PSsurvival
Propensity score methods for survival analysis.
Overview
PSsurvival implements propensity score methods for observational studies with time-to-event outcomes. The package provides three main functions:
Counterfactual survival functions (surveff): Estimates group-specific survival curves and survival differences over time, adjusting for confounding via propensity score weighting and for censoring via inverse probability of censoring weighting.
Marginal hazard ratios (marCoxph): Fits weighted marginal Cox proportional hazards models to estimate marginal hazard ratios between treatment groups.
Weighted Kaplan-Meier curves (weightedKM): Estimates weighted Kaplan-Meier (KM) and cumulative risk (CR) curves with propensity score weights.
All functions support:
- Binary and multiple (>2) treatment groups
- Weighting schemes: inverse probability weighting (IPW), overlap weighting (OW), and average treatment effect on the treated (ATT)
- Propensity score trimming: symmetric trimming (Crump extension for multiple treatments)
- Variance estimation: analytical M-estimation (binary treatment with Weibull censoring) or bootstrap
Installation
# Install from GitHub (requires devtools)
devtools::install_github("cxinyang/PSsurvival")
# Install from R CRAN
install.package("PSsurvival")Usage
library(PSsurvival)
# Counterfactual survival curves with overlap weighting
result <- surveff(
data = mydata,
ps_formula = treatment ~ X1 + X2 + X3,
censoring_formula = Surv(time, event) ~ X1 + X2,
weight_method = "OW",
censoring_method = "weibull"
)
summary(result)
plot(result)
# Marginal hazard ratio with IPW
hr_result <- marCoxph(
data = mydata,
ps_formula = treatment ~ X1 + X2 + X3,
time_var = "time",
event_var = "event",
reference_level = "control",
weight_method = "IPW"
)
summary(hr_result)
# Weighted Kaplan-Meier with risk table
km_result <- weightedKM(
data = mydata,
treatment_var = "treatment",
ps_formula = treatment ~ X1 + X2 + X3,
time_var = "time",
event_var = "event",
weight_method = "OW"
)
plot(km_result, risk_table = TRUE)
summary(km_result)Details
Propensity score estimation: Uses logistic regression for binary treatments and multinomial logistic regression (via nnet::multinom) for multiple treatments.

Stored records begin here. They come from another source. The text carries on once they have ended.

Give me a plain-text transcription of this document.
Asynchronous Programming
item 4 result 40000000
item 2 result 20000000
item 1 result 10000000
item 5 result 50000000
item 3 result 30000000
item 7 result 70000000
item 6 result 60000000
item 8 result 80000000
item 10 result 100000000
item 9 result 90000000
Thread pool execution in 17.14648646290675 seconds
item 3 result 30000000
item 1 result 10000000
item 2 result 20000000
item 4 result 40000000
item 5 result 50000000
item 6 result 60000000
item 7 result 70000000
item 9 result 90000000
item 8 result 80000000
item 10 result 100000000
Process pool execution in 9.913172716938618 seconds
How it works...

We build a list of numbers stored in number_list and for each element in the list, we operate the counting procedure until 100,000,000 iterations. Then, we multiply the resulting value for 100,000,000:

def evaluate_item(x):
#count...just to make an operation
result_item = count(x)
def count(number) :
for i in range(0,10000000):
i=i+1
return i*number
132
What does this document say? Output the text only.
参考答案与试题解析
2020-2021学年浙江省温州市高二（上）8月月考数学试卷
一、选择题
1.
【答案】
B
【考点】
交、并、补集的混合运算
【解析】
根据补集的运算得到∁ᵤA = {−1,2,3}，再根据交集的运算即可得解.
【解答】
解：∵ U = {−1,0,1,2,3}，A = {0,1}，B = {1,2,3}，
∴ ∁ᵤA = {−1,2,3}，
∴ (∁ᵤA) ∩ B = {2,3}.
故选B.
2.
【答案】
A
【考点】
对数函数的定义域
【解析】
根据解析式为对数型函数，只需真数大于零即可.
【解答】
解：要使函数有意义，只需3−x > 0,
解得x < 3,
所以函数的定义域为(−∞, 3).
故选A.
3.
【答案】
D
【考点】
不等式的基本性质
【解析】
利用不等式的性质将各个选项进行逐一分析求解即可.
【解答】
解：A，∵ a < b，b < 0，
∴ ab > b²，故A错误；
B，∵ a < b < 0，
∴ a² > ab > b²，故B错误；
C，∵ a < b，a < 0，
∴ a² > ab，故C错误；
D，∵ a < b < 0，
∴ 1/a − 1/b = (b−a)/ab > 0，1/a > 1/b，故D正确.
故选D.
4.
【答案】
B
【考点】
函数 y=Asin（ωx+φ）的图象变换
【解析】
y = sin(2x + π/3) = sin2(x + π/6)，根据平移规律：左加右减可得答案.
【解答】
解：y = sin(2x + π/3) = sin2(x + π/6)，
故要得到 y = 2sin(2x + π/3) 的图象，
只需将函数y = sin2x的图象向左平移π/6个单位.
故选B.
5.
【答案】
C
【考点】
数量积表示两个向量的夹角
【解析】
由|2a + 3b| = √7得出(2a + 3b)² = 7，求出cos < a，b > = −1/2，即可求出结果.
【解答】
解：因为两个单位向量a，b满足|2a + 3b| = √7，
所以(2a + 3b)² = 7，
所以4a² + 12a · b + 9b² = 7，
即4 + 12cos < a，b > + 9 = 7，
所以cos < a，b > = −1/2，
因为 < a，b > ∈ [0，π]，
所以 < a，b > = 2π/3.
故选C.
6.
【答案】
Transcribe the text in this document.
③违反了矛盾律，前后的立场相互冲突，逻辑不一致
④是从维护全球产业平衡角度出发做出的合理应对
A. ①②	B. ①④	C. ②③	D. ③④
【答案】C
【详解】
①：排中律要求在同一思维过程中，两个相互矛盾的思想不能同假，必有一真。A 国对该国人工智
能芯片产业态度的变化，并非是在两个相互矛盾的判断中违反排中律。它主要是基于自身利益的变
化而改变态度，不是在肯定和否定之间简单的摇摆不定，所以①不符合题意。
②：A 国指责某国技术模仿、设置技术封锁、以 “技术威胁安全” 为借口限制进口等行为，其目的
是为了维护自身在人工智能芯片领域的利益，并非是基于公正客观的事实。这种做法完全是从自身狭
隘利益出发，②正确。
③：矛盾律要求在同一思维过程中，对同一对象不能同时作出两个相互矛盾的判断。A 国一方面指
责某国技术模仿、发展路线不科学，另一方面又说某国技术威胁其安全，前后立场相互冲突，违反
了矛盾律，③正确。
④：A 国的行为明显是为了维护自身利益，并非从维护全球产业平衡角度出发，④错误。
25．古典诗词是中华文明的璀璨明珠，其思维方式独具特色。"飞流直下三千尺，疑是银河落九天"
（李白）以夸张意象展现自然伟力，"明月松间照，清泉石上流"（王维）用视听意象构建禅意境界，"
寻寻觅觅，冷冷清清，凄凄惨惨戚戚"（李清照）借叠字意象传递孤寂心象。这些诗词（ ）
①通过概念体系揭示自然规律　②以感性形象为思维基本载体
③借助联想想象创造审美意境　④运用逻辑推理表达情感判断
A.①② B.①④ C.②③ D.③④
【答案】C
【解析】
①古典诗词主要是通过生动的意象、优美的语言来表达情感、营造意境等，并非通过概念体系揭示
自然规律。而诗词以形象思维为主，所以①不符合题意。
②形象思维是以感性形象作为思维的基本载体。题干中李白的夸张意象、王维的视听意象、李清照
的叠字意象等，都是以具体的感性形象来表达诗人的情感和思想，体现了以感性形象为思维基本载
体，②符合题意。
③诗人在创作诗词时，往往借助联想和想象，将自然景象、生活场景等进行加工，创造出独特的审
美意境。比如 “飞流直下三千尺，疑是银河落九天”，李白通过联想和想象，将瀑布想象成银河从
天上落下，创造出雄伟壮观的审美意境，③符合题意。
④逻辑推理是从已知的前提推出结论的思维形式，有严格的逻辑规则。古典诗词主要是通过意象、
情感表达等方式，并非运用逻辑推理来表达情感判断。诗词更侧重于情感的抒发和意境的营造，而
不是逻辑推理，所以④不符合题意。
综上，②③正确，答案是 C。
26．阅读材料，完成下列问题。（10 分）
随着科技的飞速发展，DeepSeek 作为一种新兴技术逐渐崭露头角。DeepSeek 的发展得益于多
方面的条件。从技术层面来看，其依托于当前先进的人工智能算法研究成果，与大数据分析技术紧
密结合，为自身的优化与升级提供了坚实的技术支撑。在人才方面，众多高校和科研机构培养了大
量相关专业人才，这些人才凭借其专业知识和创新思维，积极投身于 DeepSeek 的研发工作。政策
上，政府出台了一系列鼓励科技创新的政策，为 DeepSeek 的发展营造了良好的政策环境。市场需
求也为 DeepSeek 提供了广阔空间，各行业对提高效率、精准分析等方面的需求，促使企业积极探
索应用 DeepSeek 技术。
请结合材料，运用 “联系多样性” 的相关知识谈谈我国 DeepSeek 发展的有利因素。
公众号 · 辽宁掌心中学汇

Censoring adjustment (surveff only): Models the censoring distribution within each treatment group using either Weibull accelerated failure time models or Cox proportional hazards models.
Variance estimation: For binary treatments with Weibull censoring, analytical variance based on M-estimation theory is available. Bootstrap variance (resampling the full estimation pipeline) is supported for all configurations.
References
Li, F., Morgan, K. L., & Zaslavsky, A. M. (2018). Balancing covariates via propensity score weighting. Journal of the American Statistical Association, 113(521), 390-400.
Li, F., & Li, F. (2019). Propensity score weighting for causal inference with multiple treatments. The Annals of Applied Statistics, 13(4), 2389-2415.
Cheng, C., Li, F., Thomas, L. E., & Li, F. (2022). Addressing extreme propensity scores in estimating counterfactual survival functions via the overlap weights. American Journal of Epidemiology, 191(6), 1140-1151.